Archive for the ‘Beverley Nichols’ Category

When I picked up Merry Hall by Beverley Nichols, I was incredibly excited.  Whenever I’ve asked about for recommendations of good gardening books, Nichols is invariably mentioned, either for the Merry Hall trilogy or the earlier Down the Garden Path, both semi-fictional chronicles of his gardening efforts at his homes.  And I was indeed delighted and amused by Nichols from the first page to the last, though I came away with no great fondness for the man himself.

After the (second) war, Nichols had a modest but rather specific goal in mind:  I wanted a house.  And I wanted a Georgian house.  And I wanted a garden of at least five acres.  A garden which, for preference, should be wrecked and lost and despairing.  Nichols completely won me over when he began praising Georgian architecture and deriding Tudor cottages in no uncertain terms.  Generally, he is a narrator who deals in absolutes – if your opinion is not the same as his, it is incorrect and you are to be pitied – but here, still early on in the book, he couches his opinion of all dissenters in rather gentler (for him) terms by at least first explaining the obvious disadvantages of the Tudor style:

…though it may seem sad, one grows out of Tudor cottages.  Little by little, the charm of being stunned and set reeling to the wall, six times a day, by the low beams on the ceiling, is apt to pall; one no longer darts gaily up to the bathroom for the sticking plaster, chortling with amusement at the nice Tudore bumpe on one’s forehand…It would be pleasant, one feels, to be able to stand up straight, from time to time…

As it is with comfort, so it is with taste; to linger in the Tudors is merely a sign of aesthetic adolescence; one must more on the eighteenth century, and if one has any sense, stay there.

Nichols’ interest in Merry Hall is solely in the place itself.  He wants nothing to do with the neighbourhood and his neighbours, persistent though they might be at trying to befriend him and get their hands on the excess produce from his excellent vegetable garden.  Those rare moments when he either admits the interlopers into his home or finds they’ve breeched the gates themselves, he is of course subjected to a passive aggressive lecture criticizing all the changes he has made.  Because the neighbours who best like to visit are always the ones who new the old residents best and remain loyal even to their misguided and offensive garden designs (though Nichols is offended by an endless list of things).
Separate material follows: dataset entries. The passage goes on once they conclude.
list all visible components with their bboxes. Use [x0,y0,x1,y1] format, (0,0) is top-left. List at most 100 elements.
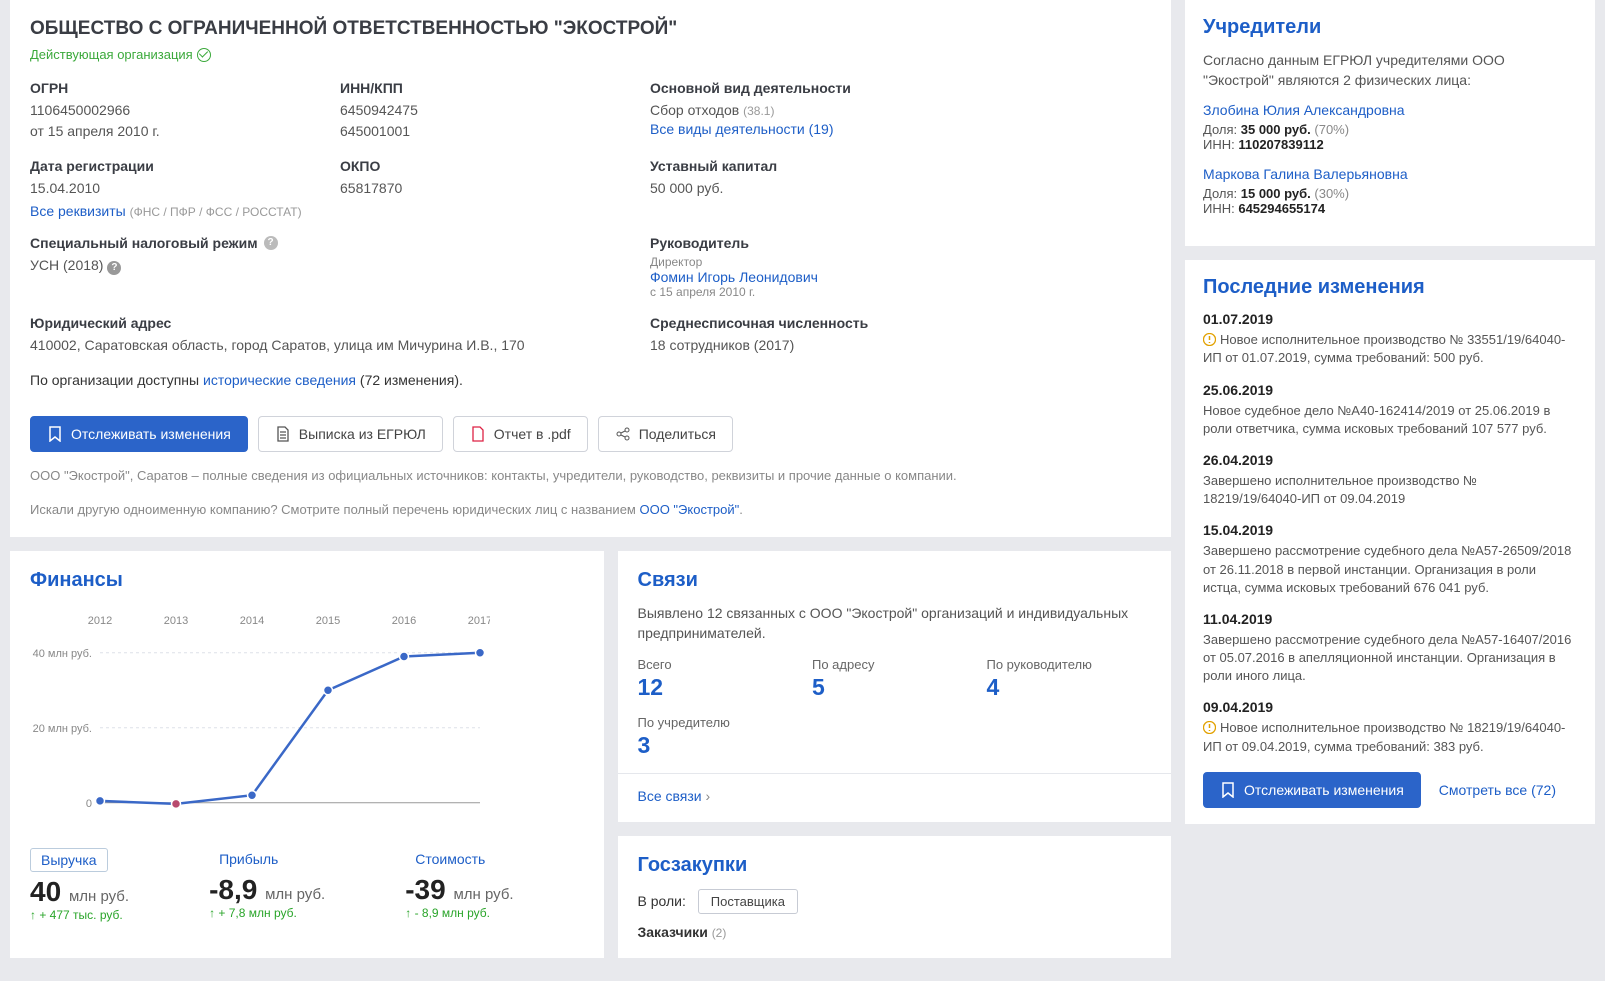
bookmark-icon [1220,782,1236,798]
tax-label: Специальный налоговый режим ? [30,235,630,251]
history-link[interactable]: исторические сведения [203,372,356,388]
founder-link[interactable]: Злобина Юлия Александровна [1203,102,1405,118]
staff-label: Среднесписочная численность [650,315,1151,331]
capital-label: Уставный капитал [650,158,1151,174]
tax-value: УСН (2018) [30,257,103,273]
finance-chart: 0 20 млн руб. 40 млн руб. 2012 2013 2014 2015 2… [30,604,584,834]
conn-director[interactable]: По руководителю 4 [987,657,1152,701]
okpo-value: 65817870 [340,178,630,199]
svg-text:2016: 2016 [392,615,416,627]
revenue-tab[interactable]: Выручка 40 млн руб. ↑ + 477 тыс. руб. [30,848,129,922]
change-item: 25.06.2019Новое судебное дело №А40-16241… [1203,382,1577,438]
svg-text:0: 0 [86,798,92,810]
activity-code: (38.1) [743,104,774,118]
help-icon[interactable]: ? [264,236,278,250]
founder-item: Злобина Юлия АлександровнаДоля: 35 000 р… [1203,102,1577,152]
svg-text:20 млн руб.: 20 млн руб. [33,723,92,735]
conn-founder[interactable]: По учредителю 3 [638,715,803,759]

While Nichols would probably make for an odious neighbour, with all his catty comments and ungenerous sentiments, these same features make him wickedly entertaining.  If you’re sensitive, this is not the book for you, as Nichols cheerfully insults all manner of people (women in particular).  Humourously, it is true, but quite seriously at the same time:

If you are in a position to plant a wood, and if you refrain from doing so, you must be, ipso facto, of a bleak and sullen disposition.  You are to be shunned.  It is arguable that your very existence should be made an offense in law.  To own a plot of land – to have enough money to plant that land with lilacs and maples and pines and pears, and not to do so, but to spend that money on something horrible like a mink coat…it is indecent.  Who wants to see you in a mink coat?  Nobody.

He is also horribly misguided in his love affair with that most vile plant, the lily (his infatuation with the lilies already growing at the house are part of what leads him to purchase it), but as he is right-thinking in most other gardening matters (except for his passion for displays of tiny cut flowers), he may be forgiven.  He is an opinionated narrator but then I am an equally opinionated reader.  I did shudder whenever he described his cats, ‘One’ (a Siamese – I find them only slightly less repulsive than lilies) and ‘Four’, but his gardening descriptions are excellent and his critical humour irresistible.

Nichols at Merry Hall

There were a number of surprisingly practical passages in the book, which I hadn’t at all anticipated.  I’m used to humourous garden literature being more about the journey and the gardener himself rather than what the garden is composed of, so such guidance was surprising but welcome.  Nichols’ has a passion for winter plants and very instructive suggestions for which ones to try.  He also offers detailed guidance on the different types of berberis.  And as I plan out my spring garden and begin to plant the bulbs in the next couple of months, I will certainly have to consider Nichols’ edict on the correct way of planting daffodils:

As we all know, the only way to plant daffodils is to pile them on to a tray, and then to run out into the orchard and hurl the tray into the air, planting them exactly where they fall.  There may be other, less orthodox methods; if so they should be spurned.  The tray, the ecstatic gesture…that is the only sure road to success.

I would certainly never qualify this as a gentle read – it’s too malicious for that – nor a particularly charming one – too theatrically camp for that – but it is still a highly entertaining story of a man and his garden.  I’ll certainly be wanting to read the remaining two books in the trilogy sometime this winter because, though his affection for his fellow man is rarely evident, Nichols’ love for his garden can never be in doubt:

Some fall in love with women; some fall in love with art; some fall in love with death.

I fall in love with gardens, which is much the same as falling in love with all three at once.